In a society that has become pre-occupied with fulfilling individual wants, we have forgotten the importance of community. The importance of giving of ourselves to benefit others. This is a concept I like to call being of benefit to others.
If you know anything about philosophy, you know they can argue for hours on end and still not come to a definitive conclusion. However, there is something they don’t disagree about, that is that true happiness comes from giving, not taking.
So, why do I mention that? Our consumerist culture, has meant that we are constantly wanting people or organisations to provide convenience for us as individuals. If it’s an app or website, it’s not allowed to glitch, because how dare we wait. Any company service needs to happen at lightning speed, otherwise they lose our attention and ultimately their customer.
Marketers and salespeople thrive on our need for convenience, commonly citing the fact that consumers have a focus of 8-9 seconds. If you can’t catch them within this time period, you may have potentially lost yourself a customer or a sale. I myself worked in sales for over a year and implemented this concept.
When cold-calling, I wouldn’t use the common introduction method but rather resorted to trigger or buzzwords. These trigger or buzzwords would baffle the potential client and lead them along the line of thinking I wanted them to head down.

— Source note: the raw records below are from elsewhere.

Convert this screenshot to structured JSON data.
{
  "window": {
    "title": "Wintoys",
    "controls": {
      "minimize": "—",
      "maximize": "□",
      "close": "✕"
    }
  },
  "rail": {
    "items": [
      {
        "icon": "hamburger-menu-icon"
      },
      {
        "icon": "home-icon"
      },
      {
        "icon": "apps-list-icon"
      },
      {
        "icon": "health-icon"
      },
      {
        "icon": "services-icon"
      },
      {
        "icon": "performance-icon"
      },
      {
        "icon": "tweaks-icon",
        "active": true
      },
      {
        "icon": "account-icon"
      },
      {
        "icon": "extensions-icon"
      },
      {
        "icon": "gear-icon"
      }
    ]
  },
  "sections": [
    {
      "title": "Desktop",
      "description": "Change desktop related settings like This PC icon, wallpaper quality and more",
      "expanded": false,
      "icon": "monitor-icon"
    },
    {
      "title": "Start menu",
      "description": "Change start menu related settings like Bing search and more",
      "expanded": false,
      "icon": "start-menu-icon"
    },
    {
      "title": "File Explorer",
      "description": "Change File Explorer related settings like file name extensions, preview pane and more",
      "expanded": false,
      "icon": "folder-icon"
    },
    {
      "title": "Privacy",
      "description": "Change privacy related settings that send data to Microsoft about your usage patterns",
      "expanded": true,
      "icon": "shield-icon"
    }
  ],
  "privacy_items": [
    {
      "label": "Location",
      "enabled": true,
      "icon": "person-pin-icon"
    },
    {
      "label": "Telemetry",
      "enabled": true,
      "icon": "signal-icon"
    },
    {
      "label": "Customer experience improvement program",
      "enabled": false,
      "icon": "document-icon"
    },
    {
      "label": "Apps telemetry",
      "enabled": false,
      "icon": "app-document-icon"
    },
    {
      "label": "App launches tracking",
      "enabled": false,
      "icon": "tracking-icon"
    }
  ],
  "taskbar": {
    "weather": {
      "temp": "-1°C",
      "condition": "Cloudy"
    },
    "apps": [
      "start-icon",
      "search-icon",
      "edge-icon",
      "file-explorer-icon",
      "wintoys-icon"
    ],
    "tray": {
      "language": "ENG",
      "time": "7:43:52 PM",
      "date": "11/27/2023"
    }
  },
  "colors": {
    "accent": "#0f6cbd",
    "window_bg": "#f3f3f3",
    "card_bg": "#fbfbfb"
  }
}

At this point you’d be forgiven for thinking, where on earth is this heading. That’s well within your rights, now let me bring it altogether. The things mentioned above are symptoms of our society’s shift towards an individualistic lifestyle. A lifestyle increasingly becoming dictated by what we want as individuals, rather than channelling it into the way we can benefit those around us and society as a whole.
Some may misunderstand this for an attack on people attaining success and becoming rich and famous. This is completely not the case, in fact the way we define success I will comment on in a future post. A little snapshot of that post may lead along the line of using the above as tools rather than defining them as goals within themselves.
On a final note, I would like to also critique the way we give to others. Many businesses and people, give in order to receive something in return. That is not the kind of giving I am eluding to here. It is a type of service to others that people who volunteer in many not-for-profits entertain and it is that of not expecting a return.
Innately, we think that for every action there must be some sort of compensation, whether it be short or long term. In this type of giving, the return is not tangible or able to be seen. In fact, I can’t explain what kind of reward lies on the other side of helping others without expecting anything in return. I’m hoping you may be able to tell me how it felt for you instead.